В предыдущих сериях: британская писательница Оливия Лэнг создает уникальный жанр — сплав автофикшена (или, как она сама называет его в интервью, биофикшена) с эссеистикой; Оливия Лэнг оттачивает владение им; Оливии Лэнг надоедает; Оливия Лэнг делает попытку — не слишком удачную — в роман (Crudo).
«Путешествие к Источнику Эха» сделано в том самом излюбленном ею жанре с триадой «переживание — исследование — контекст». Приятно было бы сказать, что вот, мол, ура, автор вернулся к тому, что получается у него лучше всего. Но нет: «Эхо» написано почти десять лет назад, между «К реке» — травелогом о реке Уз, любви и Вирджинии Вулф — и знаменитым «Одиноким городом» — трудом о великих ньюйоркцах. Описанное в «Эхе» путешествие по Америке состоялось весной 2011 года, а книга увидела свет в 2013-м. Структура этой работы понятна уже из названия: «путешествие» — будут путевые заметки, «почему?» — будет ответ на очередной вопрос. Третья тема задана чуть раньше, там, где напечатано имя автора. Третья тема — это сама Оливия Лэнг.

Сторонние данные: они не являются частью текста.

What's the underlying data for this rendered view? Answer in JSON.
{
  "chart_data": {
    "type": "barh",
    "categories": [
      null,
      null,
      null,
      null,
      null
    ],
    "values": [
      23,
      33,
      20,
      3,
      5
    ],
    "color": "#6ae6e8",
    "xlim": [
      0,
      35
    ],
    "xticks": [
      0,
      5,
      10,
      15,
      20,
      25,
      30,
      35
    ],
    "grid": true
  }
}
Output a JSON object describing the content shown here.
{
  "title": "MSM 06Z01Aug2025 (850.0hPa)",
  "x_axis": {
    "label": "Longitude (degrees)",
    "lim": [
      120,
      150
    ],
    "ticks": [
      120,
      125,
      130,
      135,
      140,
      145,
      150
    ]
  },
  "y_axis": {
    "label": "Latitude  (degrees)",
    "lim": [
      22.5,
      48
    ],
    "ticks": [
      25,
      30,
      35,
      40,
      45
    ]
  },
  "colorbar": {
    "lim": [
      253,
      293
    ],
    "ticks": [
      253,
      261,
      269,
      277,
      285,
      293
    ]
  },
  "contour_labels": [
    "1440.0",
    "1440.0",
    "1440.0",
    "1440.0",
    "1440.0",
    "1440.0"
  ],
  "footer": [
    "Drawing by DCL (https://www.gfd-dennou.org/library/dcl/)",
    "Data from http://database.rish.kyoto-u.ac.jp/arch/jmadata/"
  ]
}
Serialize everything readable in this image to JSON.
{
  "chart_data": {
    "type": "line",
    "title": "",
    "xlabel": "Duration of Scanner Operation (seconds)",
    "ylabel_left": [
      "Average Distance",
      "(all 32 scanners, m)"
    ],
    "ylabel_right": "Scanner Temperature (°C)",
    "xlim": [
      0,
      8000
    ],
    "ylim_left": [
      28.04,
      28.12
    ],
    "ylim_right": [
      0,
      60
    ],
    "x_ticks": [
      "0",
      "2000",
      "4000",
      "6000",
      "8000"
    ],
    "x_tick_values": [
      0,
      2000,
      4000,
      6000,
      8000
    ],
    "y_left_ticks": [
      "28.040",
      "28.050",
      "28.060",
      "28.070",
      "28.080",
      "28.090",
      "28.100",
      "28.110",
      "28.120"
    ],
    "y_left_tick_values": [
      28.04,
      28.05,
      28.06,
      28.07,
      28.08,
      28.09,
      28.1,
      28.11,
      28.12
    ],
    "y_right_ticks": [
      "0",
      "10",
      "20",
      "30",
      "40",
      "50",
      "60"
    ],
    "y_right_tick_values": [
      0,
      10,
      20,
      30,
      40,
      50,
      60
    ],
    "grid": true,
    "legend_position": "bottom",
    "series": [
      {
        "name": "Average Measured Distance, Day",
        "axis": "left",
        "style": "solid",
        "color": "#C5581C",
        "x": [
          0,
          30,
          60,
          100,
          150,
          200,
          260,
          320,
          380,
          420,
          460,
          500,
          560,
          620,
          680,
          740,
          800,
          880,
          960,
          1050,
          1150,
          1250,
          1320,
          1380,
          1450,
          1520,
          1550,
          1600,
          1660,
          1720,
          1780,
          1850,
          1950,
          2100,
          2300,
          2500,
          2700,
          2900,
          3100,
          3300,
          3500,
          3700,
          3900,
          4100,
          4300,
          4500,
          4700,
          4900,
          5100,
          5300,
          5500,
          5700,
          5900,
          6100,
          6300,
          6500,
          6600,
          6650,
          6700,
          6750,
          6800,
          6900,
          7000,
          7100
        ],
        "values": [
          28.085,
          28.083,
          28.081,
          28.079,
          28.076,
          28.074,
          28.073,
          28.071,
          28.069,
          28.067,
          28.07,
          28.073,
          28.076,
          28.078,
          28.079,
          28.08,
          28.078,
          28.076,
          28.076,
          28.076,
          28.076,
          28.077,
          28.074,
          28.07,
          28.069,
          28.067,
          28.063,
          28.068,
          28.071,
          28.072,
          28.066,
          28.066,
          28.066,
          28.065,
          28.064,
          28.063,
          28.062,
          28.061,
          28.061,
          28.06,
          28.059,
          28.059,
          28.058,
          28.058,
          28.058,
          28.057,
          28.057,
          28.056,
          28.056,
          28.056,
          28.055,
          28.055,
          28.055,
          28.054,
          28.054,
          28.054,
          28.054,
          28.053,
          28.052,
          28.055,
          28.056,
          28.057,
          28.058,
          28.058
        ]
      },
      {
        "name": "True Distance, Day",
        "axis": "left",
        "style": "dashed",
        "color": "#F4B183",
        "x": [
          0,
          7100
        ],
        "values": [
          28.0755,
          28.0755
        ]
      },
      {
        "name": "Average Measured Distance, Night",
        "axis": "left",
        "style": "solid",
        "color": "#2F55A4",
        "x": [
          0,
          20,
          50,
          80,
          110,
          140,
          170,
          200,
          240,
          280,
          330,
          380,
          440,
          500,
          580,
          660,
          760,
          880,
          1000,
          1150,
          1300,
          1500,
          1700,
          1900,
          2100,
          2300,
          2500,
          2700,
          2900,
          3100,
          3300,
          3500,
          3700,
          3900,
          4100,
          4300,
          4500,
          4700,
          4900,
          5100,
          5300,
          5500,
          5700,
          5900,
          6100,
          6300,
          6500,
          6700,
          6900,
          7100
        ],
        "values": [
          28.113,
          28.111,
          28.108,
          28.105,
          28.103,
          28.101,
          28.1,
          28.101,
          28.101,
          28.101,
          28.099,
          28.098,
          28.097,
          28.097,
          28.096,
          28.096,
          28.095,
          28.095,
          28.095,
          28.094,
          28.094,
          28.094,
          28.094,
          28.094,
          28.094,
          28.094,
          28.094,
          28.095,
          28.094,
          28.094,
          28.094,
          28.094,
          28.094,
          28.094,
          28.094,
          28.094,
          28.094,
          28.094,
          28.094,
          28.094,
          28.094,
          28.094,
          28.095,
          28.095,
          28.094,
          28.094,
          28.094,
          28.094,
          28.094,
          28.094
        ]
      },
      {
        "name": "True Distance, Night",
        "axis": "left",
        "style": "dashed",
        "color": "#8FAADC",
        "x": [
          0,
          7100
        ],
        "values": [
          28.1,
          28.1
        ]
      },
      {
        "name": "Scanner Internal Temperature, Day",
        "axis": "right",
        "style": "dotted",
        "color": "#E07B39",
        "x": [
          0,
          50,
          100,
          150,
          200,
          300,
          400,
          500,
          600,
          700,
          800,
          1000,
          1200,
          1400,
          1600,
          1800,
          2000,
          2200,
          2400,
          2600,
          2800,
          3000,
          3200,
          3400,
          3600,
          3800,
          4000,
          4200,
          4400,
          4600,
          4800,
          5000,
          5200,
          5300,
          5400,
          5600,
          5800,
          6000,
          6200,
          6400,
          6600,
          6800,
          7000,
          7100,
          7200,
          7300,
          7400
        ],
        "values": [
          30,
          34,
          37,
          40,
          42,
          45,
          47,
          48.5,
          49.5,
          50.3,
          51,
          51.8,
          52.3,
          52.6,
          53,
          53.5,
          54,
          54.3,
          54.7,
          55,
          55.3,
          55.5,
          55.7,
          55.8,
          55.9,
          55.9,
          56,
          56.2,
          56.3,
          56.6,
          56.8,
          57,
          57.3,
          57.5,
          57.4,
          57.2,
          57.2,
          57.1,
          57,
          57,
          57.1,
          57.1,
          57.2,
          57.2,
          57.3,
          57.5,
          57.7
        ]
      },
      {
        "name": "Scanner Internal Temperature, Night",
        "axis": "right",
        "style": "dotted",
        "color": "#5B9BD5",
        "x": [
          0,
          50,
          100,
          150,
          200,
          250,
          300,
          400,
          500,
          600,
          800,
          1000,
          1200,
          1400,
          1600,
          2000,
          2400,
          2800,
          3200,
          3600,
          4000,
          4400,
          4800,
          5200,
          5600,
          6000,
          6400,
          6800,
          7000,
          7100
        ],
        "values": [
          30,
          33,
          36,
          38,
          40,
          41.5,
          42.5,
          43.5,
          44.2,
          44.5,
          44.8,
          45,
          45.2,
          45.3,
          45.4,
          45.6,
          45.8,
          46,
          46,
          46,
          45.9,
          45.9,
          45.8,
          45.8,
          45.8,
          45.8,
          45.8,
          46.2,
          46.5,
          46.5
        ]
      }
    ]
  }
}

Что касается причины моего интереса к этой теме, я должна признаться, что и мою семью затронули проблемы алкоголя. С восьми до одиннадцати лет я прожила в доме, где алкоголь правил бал, и это наложило отпечаток на мою дальнейшую жизнь. Читая в семнадцать лет «Кошку на раскаленной крыше» Теннесси Уильямса, я вдруг обнаружила, что тип поведения, в атмосфере которого я росла, не только назван и проанализирован, но и встречает активное сопротивление. С этого начался мой интерес к тому, как осмысляют писатели проблемы пьянства и его последствий. И если уж я надеялась понять поведение алкоголиков — а моя взрослая жизнь как раз тому подтверждение, — то помочь в этом могли бы как раз свидетельства, отысканные в книгах.
Переживания, опыт, личная мотивация к исследованию — хотя, забегая вперед, скажу, что на этот раз самой Лэнг (или лирической героини Лэнг) в тексте очень мало. Ее описания детских впечатлений, связанных с алкоголем, скупы и безэмоциональны и кажутся даже притянутыми за уши к плотной, насыщенной ткани разговора о писателях и поэтах. У нее — сожительница матери, которая однажды устроила пьяный дебош, из-за чего семье пришлось в срочном порядке сменить место жительства. Три года, один эпизод. У них — десятилетия исканий, депрессий, метаний, позора, преступления, разбитые семьи, болезни, больницы, невозможность убежать от самого себя, расщепление собственного «я», распад личности и даже — часто, у каждого второго — самоубийство как знак поражения в этой борьбе.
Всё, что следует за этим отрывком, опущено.